Restoration work on some of California’s oldest steam locomotives has started in earnest again at Railtown 1897, thanks to a special funding arrangement.
With California’s budget problems this year, cutbacks have hit the state parks system, including Railtown 1897 in Jamestown.
Recent layoffs at the railroad themed park were due to deferred maintenance funding cuts by the state. This affected three employees working to restore Railtown’s vintage steam locomotives.
State Railroad museum director Kathy Taylor says when the state cut funding this spring for California State Park’s deferred maintenance, it “caught everyone by surprise.”
The museum leader says the state railroad museum operating budgets are facing a 30 percent cut this year.
The Sacramento-based railroad museum’s Foundation board acted quickly to provide the money needed to keep Railtown staff on the job, despite the state budget impasse, Taylor says.
“Some of the other state parks without a foundation to help provide funding, are going to suffer a lot more than we are,” Taylor says.
The new funding source from the foundation is helping pay for labor and materials to keep the work going at Railtown.
Railtown steam locomotive restoration specialist Norm Comer was affected by the budget cuts and lay-off. He had taken another job at Roaring Camp narrow gauge tourist rail line in the Santa Cruz Mountains after the cutback in late spring.
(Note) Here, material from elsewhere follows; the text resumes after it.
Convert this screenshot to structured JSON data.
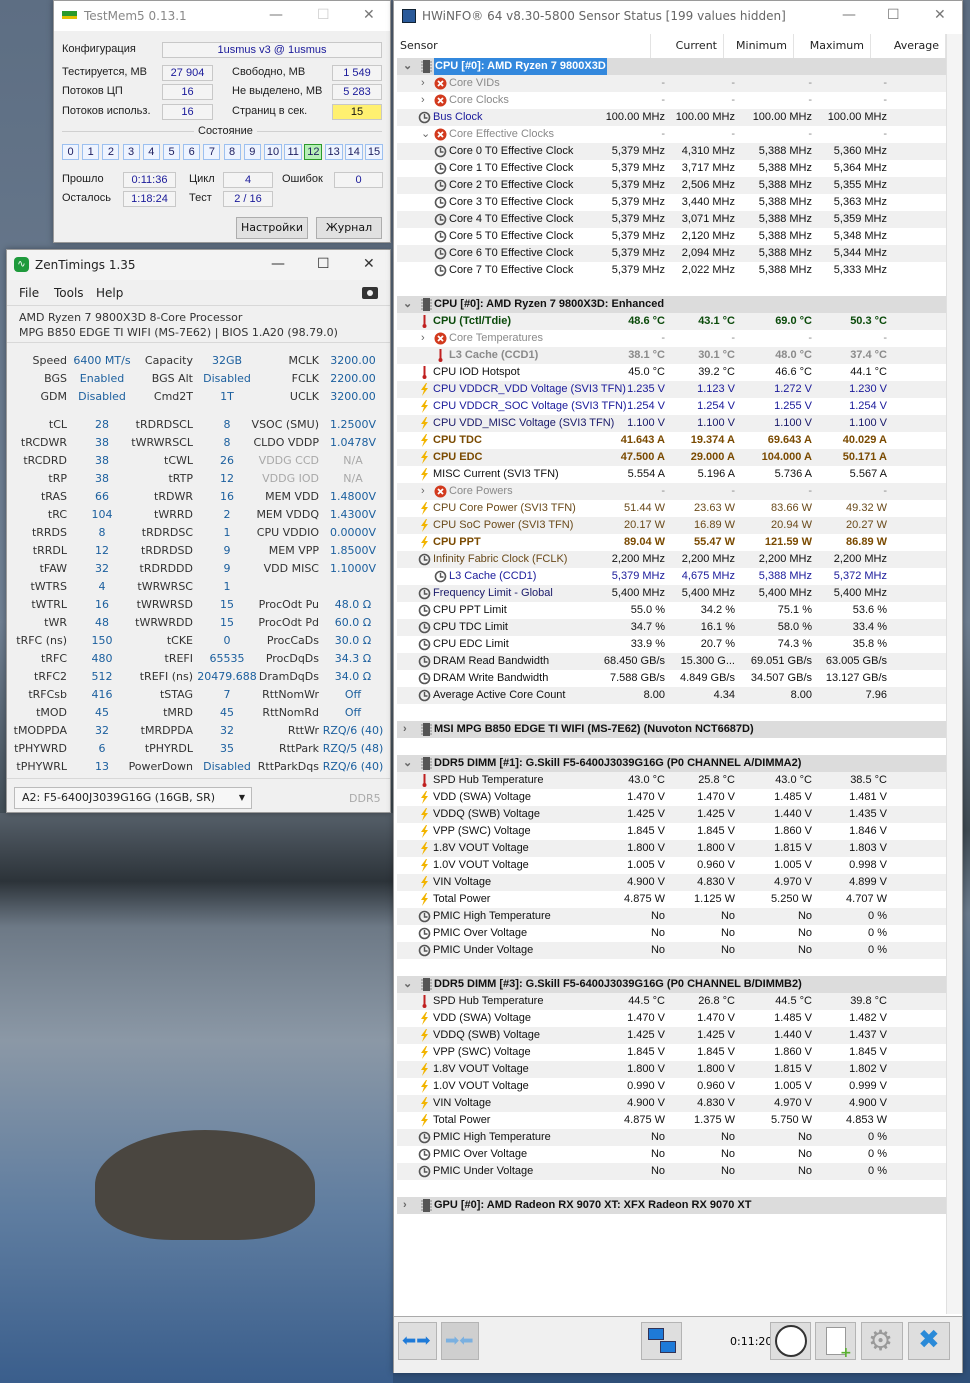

He has since returned home again after funding for his Railtown job was restored.
Comer explains how the position at Railtown now works: “We´re now on a six-month trial basis through the foundation because the foundation has never before created such positions,” Comer says. “So it´s kind of a trial basis.”
Comer, with Warren Smith and Jerry Handford, have been the core crew working on the giant locomotives in the historic roundhouse in Jamestown.
Instead of getting paid from the state, they are now receiving their pay from the railroad museum’s non-profit Foundation. Their contracts can be shortened or extended as needs arise or funding holds out.
Funds come into the Foundation coffers through ticket and gift shop sales and fundraisers.
Taylor says the state has poured a lot of money in a short period of time into the Railtown operations through the deferred maintenance program. State funding helped get Shay No. 2 back up and running, and is helping repair Railtown workhorse steam engine No. 28, she says.
The famous movie steam engine, No. 3, was to be finished with it´s rails-up restoration by the end of the year, but because of state budget cuts, is now third in line for being restored and probably wont see steam in her boiler for at least another year, Taylor predicts.
She says a special fund raising program is in the planning stages to help finish work on No. 3.